13

7 minutes de lecture

Allessandra

Un petit vent frais courait dans les rues du centre historique , dés qu’il tombait un doigt de neige, dans le Vercors, en Chartreuse ou en Belledonne, l’hiver commencait. Le pire, viendra bientôt, quand les grenoblois commençerons à allumer leur chaudiéres ou leurs cheminées, l'air chaud s'echappant de toutes ces conduits, sera piégé par l'air froid de l'atmosphére, ce sera alors la soupe à la grimaçe tous les jours.

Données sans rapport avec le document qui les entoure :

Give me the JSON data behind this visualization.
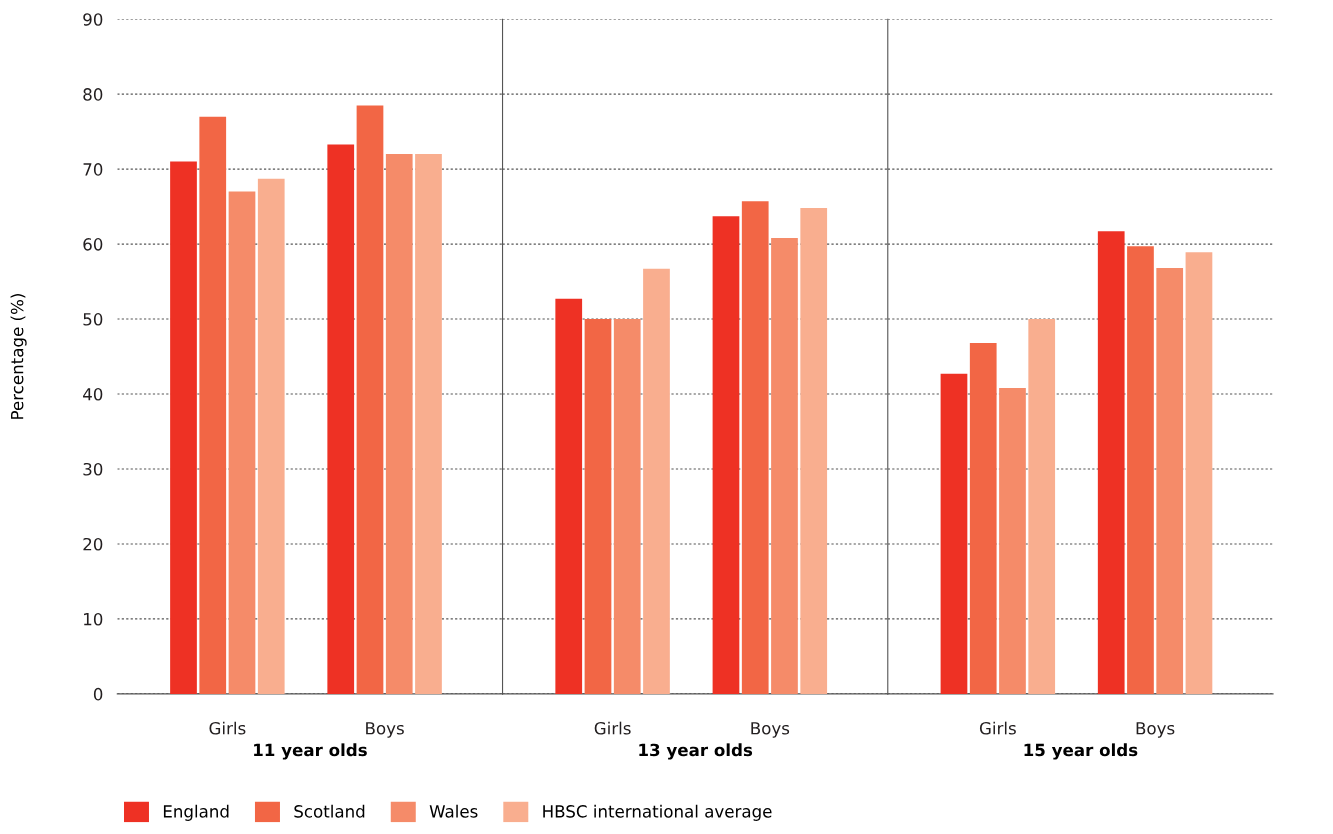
{
  "chart_data": [
    {
      "type": "bar",
      "xlabel": "11 year olds",
      "ylabel": "Percentage (%)",
      "categories": [
        "Girls",
        "Boys"
      ],
      "ylim": [
        0,
        90
      ],
      "yticks": [
        0,
        10,
        20,
        30,
        40,
        50,
        60,
        70,
        80,
        90
      ],
      "grid": "y",
      "legend": "bottom",
      "series": [
        {
          "name": "England",
          "color": "#ee3124",
          "values": [
            71,
            73.3
          ]
        },
        {
          "name": "Scotland",
          "color": "#f26645",
          "values": [
            77,
            78.5
          ]
        },
        {
          "name": "Wales",
          "color": "#f58b69",
          "values": [
            67,
            72
          ]
        },
        {
          "name": "HBSC international average",
          "color": "#f9ae8f",
          "values": [
            68.7,
            72
          ]
        }
      ]
    },
    {
      "type": "bar",
      "xlabel": "13 year olds",
      "categories": [
        "Girls",
        "Boys"
      ],
      "ylim": [
        0,
        90
      ],
      "yticks": [
        0,
        10,
        20,
        30,
        40,
        50,
        60,
        70,
        80,
        90
      ],
      "grid": "y",
      "tick_labels": "x",
      "series": [
        {
          "color": "#ee3124",
          "values": [
            52.7,
            63.7
          ]
        },
        {
          "color": "#f26645",
          "values": [
            50,
            65.7
          ]
        },
        {
          "color": "#f58b69",
          "values": [
            50,
            60.8
          ]
        },
        {
          "color": "#f9ae8f",
          "values": [
            56.7,
            64.8
          ]
        }
      ]
    },
    {
      "type": "bar",
      "xlabel": "15 year olds",
      "categories": [
        "Girls",
        "Boys"
      ],
      "ylim": [
        0,
        90
      ],
      "yticks": [
        0,
        10,
        20,
        30,
        40,
        50,
        60,
        70,
        80,
        90
      ],
      "grid": "y",
      "tick_labels": "x",
      "series": [
        {
          "color": "#ee3124",
          "values": [
            42.7,
            61.7
          ]
        },
        {
          "color": "#f26645",
          "values": [
            46.8,
            59.7
          ]
        },
        {
          "color": "#f58b69",
          "values": [
            40.8,
            56.8
          ]
        },
        {
          "color": "#f9ae8f",
          "values": [
            50,
            58.9
          ]
        }
      ]
    }
  ]
}
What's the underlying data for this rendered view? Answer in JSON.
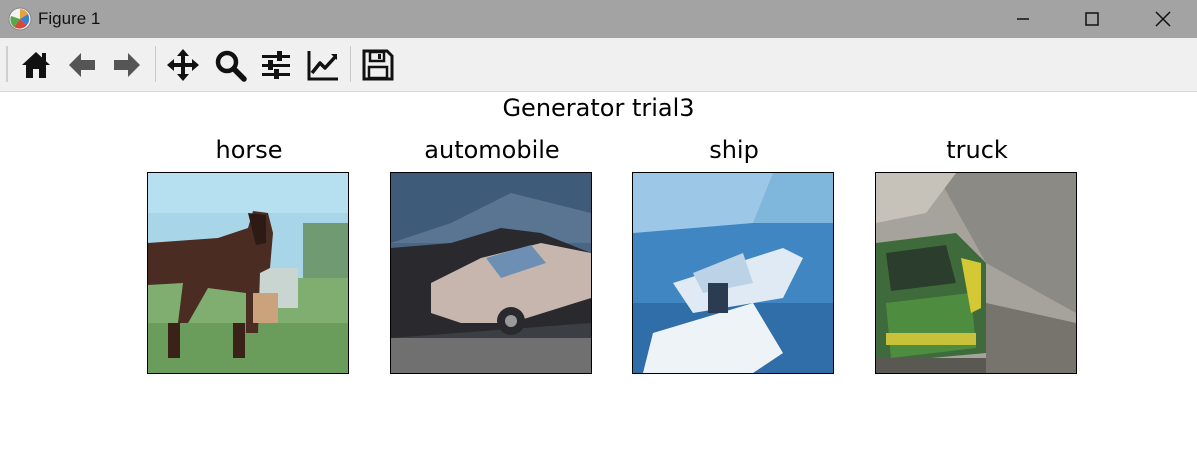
{
  "window": {
    "title": "Figure 1",
    "controls": [
      "minimize-icon",
      "maximize-icon",
      "close-icon"
    ]
  },
  "toolbar": {
    "tools": [
      {
        "name": "home",
        "icon": "home-icon"
      },
      {
        "name": "back",
        "icon": "arrow-left-icon"
      },
      {
        "name": "forward",
        "icon": "arrow-right-icon"
      },
      {
        "name": "pan",
        "icon": "move-icon"
      },
      {
        "name": "zoom",
        "icon": "magnifier-icon"
      },
      {
        "name": "configure-subplots",
        "icon": "sliders-icon"
      },
      {
        "name": "edit-axis",
        "icon": "line-chart-icon"
      },
      {
        "name": "save",
        "icon": "floppy-disk-icon"
      }
    ]
  },
  "figure": {
    "suptitle": "Generator trial3",
    "panels": [
      {
        "title": "horse"
      },
      {
        "title": "automobile"
      },
      {
        "title": "ship"
      },
      {
        "title": "truck"
      }
    ]
  }
}
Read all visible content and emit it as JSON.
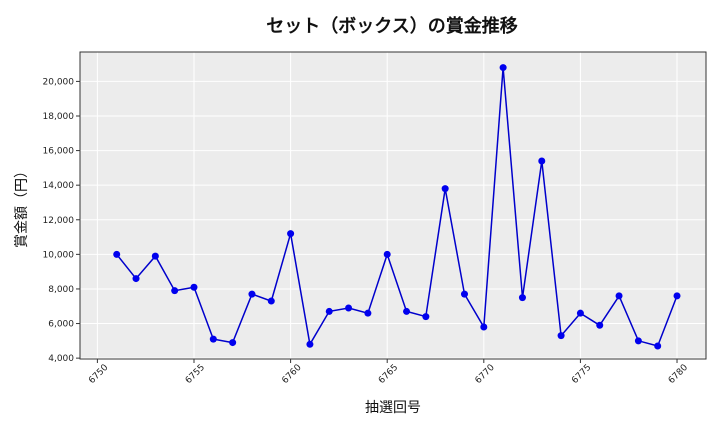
{
  "chart_data": {
    "type": "line",
    "title": "セット（ボックス）の賞金推移",
    "xlabel": "抽選回号",
    "ylabel": "賞金額（円）",
    "x_ticks": [
      6750,
      6755,
      6760,
      6765,
      6770,
      6775,
      6780
    ],
    "y_ticks": [
      4000,
      6000,
      8000,
      10000,
      12000,
      14000,
      16000,
      18000,
      20000
    ],
    "y_tick_labels": [
      "4,000",
      "6,000",
      "8,000",
      "10,000",
      "12,000",
      "14,000",
      "16,000",
      "18,000",
      "20,000"
    ],
    "xlim": [
      6749.1,
      6781.5
    ],
    "ylim": [
      3950,
      21700
    ],
    "grid": true,
    "line_color": "#0000cc",
    "marker_color": "#0000ee",
    "background_color": "#ececec",
    "x": [
      6751,
      6752,
      6753,
      6754,
      6755,
      6756,
      6757,
      6758,
      6759,
      6760,
      6761,
      6762,
      6763,
      6764,
      6765,
      6766,
      6767,
      6768,
      6769,
      6770,
      6771,
      6772,
      6773,
      6774,
      6775,
      6776,
      6777,
      6778,
      6779,
      6780
    ],
    "series": [
      {
        "values": [
          10000,
          8600,
          9900,
          7900,
          8100,
          5100,
          4900,
          7700,
          7300,
          11200,
          4800,
          6700,
          6900,
          6600,
          10000,
          6700,
          6400,
          13800,
          7700,
          5800,
          20800,
          7500,
          15400,
          5300,
          6600,
          5900,
          7600,
          5000,
          4700,
          7600
        ]
      }
    ]
  }
}
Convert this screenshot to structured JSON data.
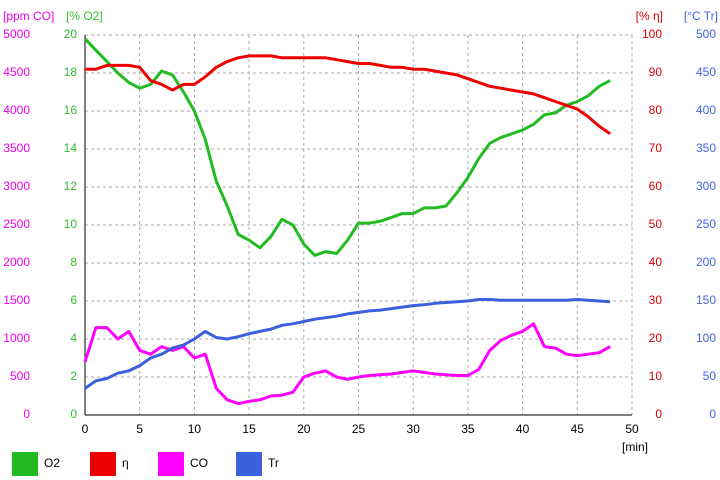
{
  "chart_data": {
    "type": "line",
    "xlabel": "[min]",
    "ylabel": "[% O2]",
    "y2label": "[% η]",
    "y3label": "[ppm CO]",
    "y4label": "[°C Tr]",
    "x": [
      0,
      1,
      2,
      3,
      4,
      5,
      6,
      7,
      8,
      9,
      10,
      11,
      12,
      13,
      14,
      15,
      16,
      17,
      18,
      19,
      20,
      21,
      22,
      23,
      24,
      25,
      26,
      27,
      28,
      29,
      30,
      31,
      32,
      33,
      34,
      35,
      36,
      37,
      38,
      39,
      40,
      41,
      42,
      43,
      44,
      45,
      46,
      47,
      48
    ],
    "xlim": [
      0,
      50
    ],
    "xticks": [
      0,
      5,
      10,
      15,
      20,
      25,
      30,
      35,
      40,
      45,
      50
    ],
    "ylim": [
      0,
      20
    ],
    "yticks": [
      0,
      2,
      4,
      6,
      8,
      10,
      12,
      14,
      16,
      18,
      20
    ],
    "ycolor": "#33bb33",
    "y2lim": [
      0,
      100
    ],
    "y2ticks": [
      0,
      10,
      20,
      30,
      40,
      50,
      60,
      70,
      80,
      90,
      100
    ],
    "y2color": "#dd0000",
    "y3lim": [
      0,
      5000
    ],
    "y3ticks": [
      0,
      500,
      1000,
      1500,
      2000,
      2500,
      3000,
      3500,
      4000,
      4500,
      5000
    ],
    "y3color": "#ee00ee",
    "y4lim": [
      0,
      500
    ],
    "y4ticks": [
      0,
      50,
      100,
      150,
      200,
      250,
      300,
      350,
      400,
      450,
      500
    ],
    "y4color": "#4466dd",
    "grid": true,
    "series": [
      {
        "name": "O2",
        "color": "#22bb22",
        "axis": "y",
        "values": [
          19.8,
          19.2,
          18.6,
          18.0,
          17.5,
          17.2,
          17.4,
          18.1,
          17.9,
          17.0,
          16.0,
          14.5,
          12.3,
          11.0,
          9.5,
          9.2,
          8.8,
          9.4,
          10.3,
          10.0,
          9.0,
          8.4,
          8.6,
          8.5,
          9.2,
          10.1,
          10.1,
          10.2,
          10.4,
          10.6,
          10.6,
          10.9,
          10.9,
          11.0,
          11.7,
          12.5,
          13.5,
          14.3,
          14.6,
          14.8,
          15.0,
          15.3,
          15.8,
          15.9,
          16.3,
          16.5,
          16.8,
          17.3,
          17.6
        ]
      },
      {
        "name": "η",
        "color": "#ee0000",
        "axis": "y2",
        "values": [
          91,
          91,
          92,
          92,
          92,
          91.5,
          88,
          87,
          85.5,
          87,
          87,
          89,
          91.5,
          93,
          94,
          94.5,
          94.5,
          94.5,
          94,
          94,
          94,
          94,
          94,
          93.5,
          93,
          92.5,
          92.5,
          92,
          91.5,
          91.5,
          91,
          91,
          90.5,
          90,
          89.5,
          88.5,
          87.5,
          86.5,
          86,
          85.5,
          85,
          84.5,
          83.5,
          82.5,
          81.5,
          80.5,
          78.5,
          76,
          74
        ]
      },
      {
        "name": "CO",
        "color": "#ff00ff",
        "axis": "y3",
        "values": [
          700,
          1150,
          1150,
          1000,
          1100,
          850,
          800,
          900,
          850,
          900,
          750,
          800,
          350,
          200,
          150,
          180,
          200,
          250,
          260,
          300,
          500,
          550,
          580,
          500,
          470,
          500,
          520,
          530,
          540,
          560,
          580,
          560,
          540,
          530,
          520,
          520,
          600,
          850,
          980,
          1050,
          1100,
          1200,
          900,
          880,
          800,
          780,
          800,
          820,
          900
        ]
      },
      {
        "name": "Tr",
        "color": "#3b5fdd",
        "axis": "y4",
        "values": [
          35,
          45,
          48,
          55,
          58,
          65,
          75,
          80,
          88,
          92,
          100,
          110,
          102,
          100,
          103,
          107,
          110,
          113,
          118,
          120,
          123,
          126,
          128,
          130,
          133,
          135,
          137,
          138,
          140,
          142,
          144,
          145,
          147,
          148,
          149,
          150,
          152,
          152,
          151,
          151,
          151,
          151,
          151,
          151,
          151,
          152,
          151,
          150,
          149
        ]
      }
    ]
  }
}
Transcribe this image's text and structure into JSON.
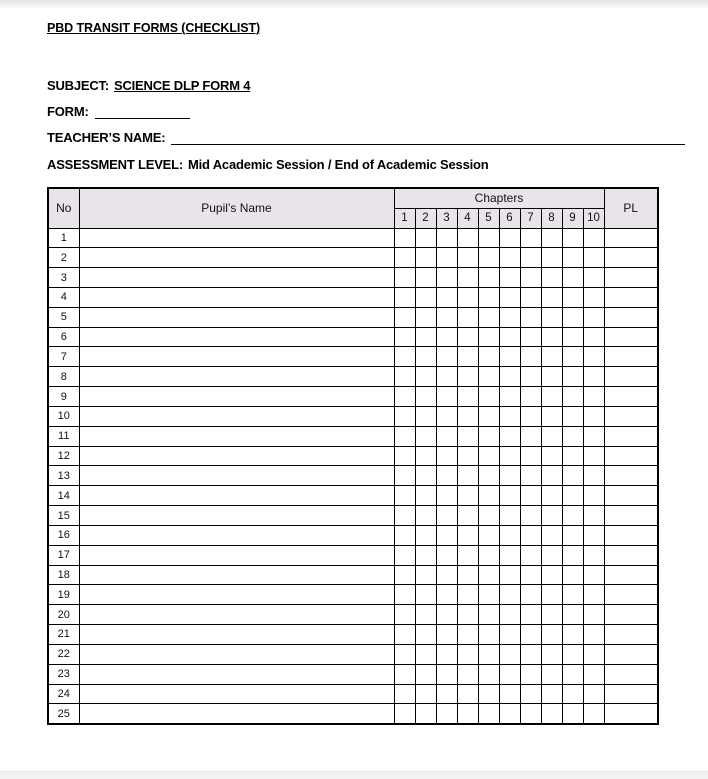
{
  "document": {
    "title": "PBD TRANSIT FORMS (CHECKLIST)",
    "fields": {
      "subject": {
        "label": "SUBJECT:",
        "value": "SCIENCE DLP FORM 4"
      },
      "form": {
        "label": "FORM:",
        "value": ""
      },
      "teacher": {
        "label": "TEACHER’S NAME:",
        "value": ""
      },
      "assessment": {
        "label": "ASSESSMENT LEVEL:",
        "value": "Mid Academic Session / End of Academic Session"
      }
    },
    "table": {
      "headers": {
        "no": "No",
        "pupil_name": "Pupil’s Name",
        "chapters": "Chapters",
        "pl": "PL"
      },
      "chapter_numbers": [
        "1",
        "2",
        "3",
        "4",
        "5",
        "6",
        "7",
        "8",
        "9",
        "10"
      ],
      "row_numbers": [
        "1",
        "2",
        "3",
        "4",
        "5",
        "6",
        "7",
        "8",
        "9",
        "10",
        "11",
        "12",
        "13",
        "14",
        "15",
        "16",
        "17",
        "18",
        "19",
        "20",
        "21",
        "22",
        "23",
        "24",
        "25"
      ],
      "cell_value_empty": ""
    },
    "colors": {
      "header_bg": "#e8e4ea",
      "table_border": "#000000",
      "page_bg": "#ffffff",
      "bottom_edge": "#f2f2f2"
    }
  }
}
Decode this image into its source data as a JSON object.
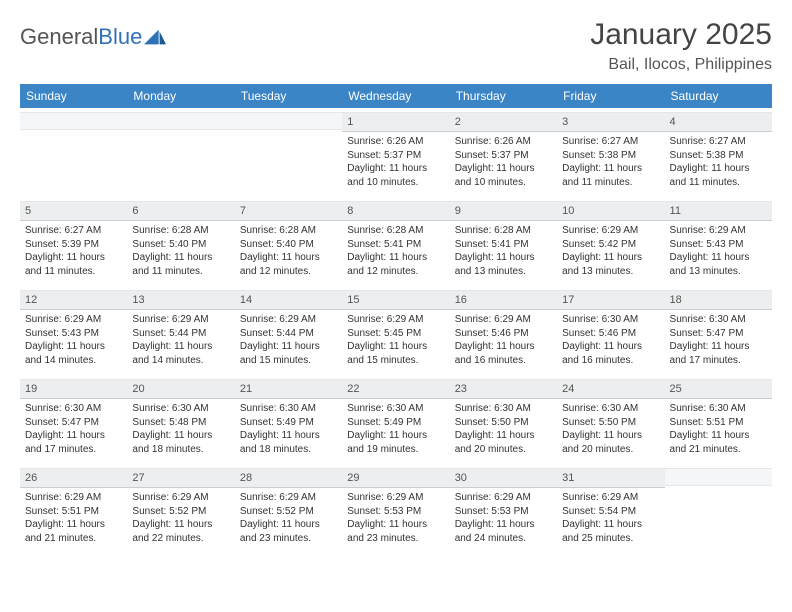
{
  "logo": {
    "text1": "General",
    "text2": "Blue"
  },
  "title": "January 2025",
  "subtitle": "Bail, Ilocos, Philippines",
  "colors": {
    "header_bg": "#3b85c6",
    "header_text": "#ffffff",
    "daynum_bg": "#eceeef",
    "body_text": "#333333",
    "logo_gray": "#555555",
    "logo_blue": "#2f72b8"
  },
  "day_headers": [
    "Sunday",
    "Monday",
    "Tuesday",
    "Wednesday",
    "Thursday",
    "Friday",
    "Saturday"
  ],
  "weeks": [
    [
      {
        "n": "",
        "sr": "",
        "ss": "",
        "dl1": "",
        "dl2": ""
      },
      {
        "n": "",
        "sr": "",
        "ss": "",
        "dl1": "",
        "dl2": ""
      },
      {
        "n": "",
        "sr": "",
        "ss": "",
        "dl1": "",
        "dl2": ""
      },
      {
        "n": "1",
        "sr": "Sunrise: 6:26 AM",
        "ss": "Sunset: 5:37 PM",
        "dl1": "Daylight: 11 hours",
        "dl2": "and 10 minutes."
      },
      {
        "n": "2",
        "sr": "Sunrise: 6:26 AM",
        "ss": "Sunset: 5:37 PM",
        "dl1": "Daylight: 11 hours",
        "dl2": "and 10 minutes."
      },
      {
        "n": "3",
        "sr": "Sunrise: 6:27 AM",
        "ss": "Sunset: 5:38 PM",
        "dl1": "Daylight: 11 hours",
        "dl2": "and 11 minutes."
      },
      {
        "n": "4",
        "sr": "Sunrise: 6:27 AM",
        "ss": "Sunset: 5:38 PM",
        "dl1": "Daylight: 11 hours",
        "dl2": "and 11 minutes."
      }
    ],
    [
      {
        "n": "5",
        "sr": "Sunrise: 6:27 AM",
        "ss": "Sunset: 5:39 PM",
        "dl1": "Daylight: 11 hours",
        "dl2": "and 11 minutes."
      },
      {
        "n": "6",
        "sr": "Sunrise: 6:28 AM",
        "ss": "Sunset: 5:40 PM",
        "dl1": "Daylight: 11 hours",
        "dl2": "and 11 minutes."
      },
      {
        "n": "7",
        "sr": "Sunrise: 6:28 AM",
        "ss": "Sunset: 5:40 PM",
        "dl1": "Daylight: 11 hours",
        "dl2": "and 12 minutes."
      },
      {
        "n": "8",
        "sr": "Sunrise: 6:28 AM",
        "ss": "Sunset: 5:41 PM",
        "dl1": "Daylight: 11 hours",
        "dl2": "and 12 minutes."
      },
      {
        "n": "9",
        "sr": "Sunrise: 6:28 AM",
        "ss": "Sunset: 5:41 PM",
        "dl1": "Daylight: 11 hours",
        "dl2": "and 13 minutes."
      },
      {
        "n": "10",
        "sr": "Sunrise: 6:29 AM",
        "ss": "Sunset: 5:42 PM",
        "dl1": "Daylight: 11 hours",
        "dl2": "and 13 minutes."
      },
      {
        "n": "11",
        "sr": "Sunrise: 6:29 AM",
        "ss": "Sunset: 5:43 PM",
        "dl1": "Daylight: 11 hours",
        "dl2": "and 13 minutes."
      }
    ],
    [
      {
        "n": "12",
        "sr": "Sunrise: 6:29 AM",
        "ss": "Sunset: 5:43 PM",
        "dl1": "Daylight: 11 hours",
        "dl2": "and 14 minutes."
      },
      {
        "n": "13",
        "sr": "Sunrise: 6:29 AM",
        "ss": "Sunset: 5:44 PM",
        "dl1": "Daylight: 11 hours",
        "dl2": "and 14 minutes."
      },
      {
        "n": "14",
        "sr": "Sunrise: 6:29 AM",
        "ss": "Sunset: 5:44 PM",
        "dl1": "Daylight: 11 hours",
        "dl2": "and 15 minutes."
      },
      {
        "n": "15",
        "sr": "Sunrise: 6:29 AM",
        "ss": "Sunset: 5:45 PM",
        "dl1": "Daylight: 11 hours",
        "dl2": "and 15 minutes."
      },
      {
        "n": "16",
        "sr": "Sunrise: 6:29 AM",
        "ss": "Sunset: 5:46 PM",
        "dl1": "Daylight: 11 hours",
        "dl2": "and 16 minutes."
      },
      {
        "n": "17",
        "sr": "Sunrise: 6:30 AM",
        "ss": "Sunset: 5:46 PM",
        "dl1": "Daylight: 11 hours",
        "dl2": "and 16 minutes."
      },
      {
        "n": "18",
        "sr": "Sunrise: 6:30 AM",
        "ss": "Sunset: 5:47 PM",
        "dl1": "Daylight: 11 hours",
        "dl2": "and 17 minutes."
      }
    ],
    [
      {
        "n": "19",
        "sr": "Sunrise: 6:30 AM",
        "ss": "Sunset: 5:47 PM",
        "dl1": "Daylight: 11 hours",
        "dl2": "and 17 minutes."
      },
      {
        "n": "20",
        "sr": "Sunrise: 6:30 AM",
        "ss": "Sunset: 5:48 PM",
        "dl1": "Daylight: 11 hours",
        "dl2": "and 18 minutes."
      },
      {
        "n": "21",
        "sr": "Sunrise: 6:30 AM",
        "ss": "Sunset: 5:49 PM",
        "dl1": "Daylight: 11 hours",
        "dl2": "and 18 minutes."
      },
      {
        "n": "22",
        "sr": "Sunrise: 6:30 AM",
        "ss": "Sunset: 5:49 PM",
        "dl1": "Daylight: 11 hours",
        "dl2": "and 19 minutes."
      },
      {
        "n": "23",
        "sr": "Sunrise: 6:30 AM",
        "ss": "Sunset: 5:50 PM",
        "dl1": "Daylight: 11 hours",
        "dl2": "and 20 minutes."
      },
      {
        "n": "24",
        "sr": "Sunrise: 6:30 AM",
        "ss": "Sunset: 5:50 PM",
        "dl1": "Daylight: 11 hours",
        "dl2": "and 20 minutes."
      },
      {
        "n": "25",
        "sr": "Sunrise: 6:30 AM",
        "ss": "Sunset: 5:51 PM",
        "dl1": "Daylight: 11 hours",
        "dl2": "and 21 minutes."
      }
    ],
    [
      {
        "n": "26",
        "sr": "Sunrise: 6:29 AM",
        "ss": "Sunset: 5:51 PM",
        "dl1": "Daylight: 11 hours",
        "dl2": "and 21 minutes."
      },
      {
        "n": "27",
        "sr": "Sunrise: 6:29 AM",
        "ss": "Sunset: 5:52 PM",
        "dl1": "Daylight: 11 hours",
        "dl2": "and 22 minutes."
      },
      {
        "n": "28",
        "sr": "Sunrise: 6:29 AM",
        "ss": "Sunset: 5:52 PM",
        "dl1": "Daylight: 11 hours",
        "dl2": "and 23 minutes."
      },
      {
        "n": "29",
        "sr": "Sunrise: 6:29 AM",
        "ss": "Sunset: 5:53 PM",
        "dl1": "Daylight: 11 hours",
        "dl2": "and 23 minutes."
      },
      {
        "n": "30",
        "sr": "Sunrise: 6:29 AM",
        "ss": "Sunset: 5:53 PM",
        "dl1": "Daylight: 11 hours",
        "dl2": "and 24 minutes."
      },
      {
        "n": "31",
        "sr": "Sunrise: 6:29 AM",
        "ss": "Sunset: 5:54 PM",
        "dl1": "Daylight: 11 hours",
        "dl2": "and 25 minutes."
      },
      {
        "n": "",
        "sr": "",
        "ss": "",
        "dl1": "",
        "dl2": ""
      }
    ]
  ]
}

La ville sera triste alors, triste humide et froide, engoncée sous une épaisse couche de brume gluante et tenace qui bouchera tout horizon, façon Fogg londonien. Marcello disait dans ces mpoments là :

  • Il y a deux saisons à Grenoble, l’été lourd comme une chappe de plomb qui te tombe sur les reins et la mer de coton ( Mer de s'écrivant parfois en un seul mot), d’octobre à mars, entre les deux, c’est la pluie.

Moi, j’adorais la mer de nuage. Je prenais alors le bus des gamins qui partait dans la montagne, du Charmant Som, Du col de Porte ou du fort Saint Eynard, j’avais l’impression d’être au bord de la mer. Parfois la Bastille était sous l’eau également, ça donnait à l’agglo un petit air, vu d’en haut de fjord norvégien.

Une amie Sarcenaise m’avait dit une fois :

  • C’est le pied, notre petite vengeance d’habitants des piemonts sur les gens de la capitale de Alpes qui nous meprisent ; nous, le soleil en hiver, eux sous la purée de pois ils se les gélent.

Elle avait rajouté peu aprés :

  • ça te donne pas envie de déménager, viens vivre en montagne ma chérie, l’été les nuits sont fraiches et l’hiver on a du soleil… Regarde ça, tu n’as pas l’impréssion qu’un Drakkar viking va s’échouer sur le Rachais ou le Néron ?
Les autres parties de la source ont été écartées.